Cross-Eyed Warning

Informant: If you cross your eyes and someone hits you, your eyes will be stuck like that forever.

As a child, the informant was told that if someone hit her while she crossed her eyes, they would get stuck like that.

She was first told this after she started to learn and practice crossing her eyes. Various family members and adults told her this and she became very conscious of who was around when she crossed her eyes. She wouldn’t cross her eyes when her brother was around because he was likely to hit her to see if they would get stuck.

Collector: When you say “hit”, do you mean hard, like a punishment, or just a tap?

Informant: Definitely something more playful. Not like a punishment or anything designed to cause physical pain.

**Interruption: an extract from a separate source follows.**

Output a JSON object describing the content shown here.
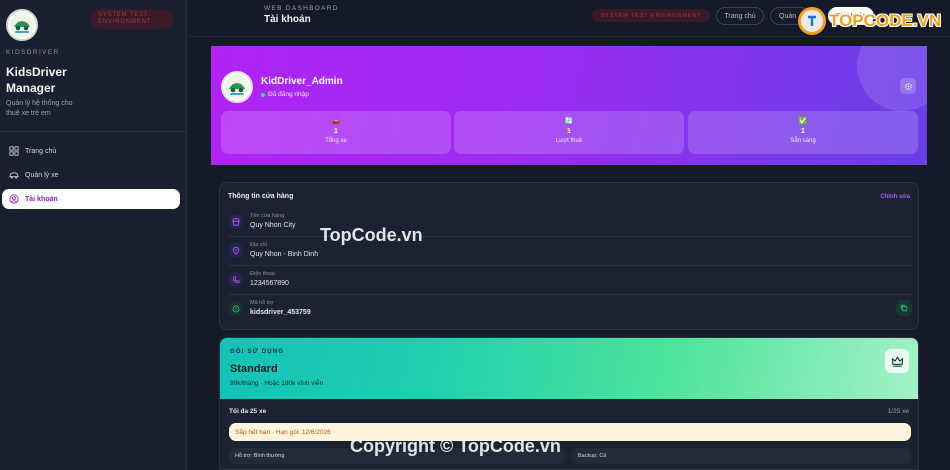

Collector: why do you think that this warning didn’t make you stop crossing your eyes?

Informant: I was so proud of myself that I could cross my eyes that I didn’t want to stop. Instead, I just thought I’d keel a look out for anyone prowling around trying to slap me.

The informant says that this warning did not stop her from crossing her eyes, she became very guarded whenever she did practice the act.

It seems that in many warnings children are told, adults choose to use a threat of supernatural or exaggerated levels. In this case, the adults in the informant’s life chose to exaggerate what would happen. One possible explanation is that children are less concerned with scientific reasoning or societal etiquette and must be influenced controlled by more embellished reasoning that speak to their childhood imagination and creativity.

By using the phrase hitting instead of touching or some other gentler form of contact, adults reinforce childhood violence as well as adding an extra sense of fear. It also can seem more realistic to children that a violent hitting would cause something in your body to make your eyes stick whereas just a gentle touch would be less plausible to have an impact.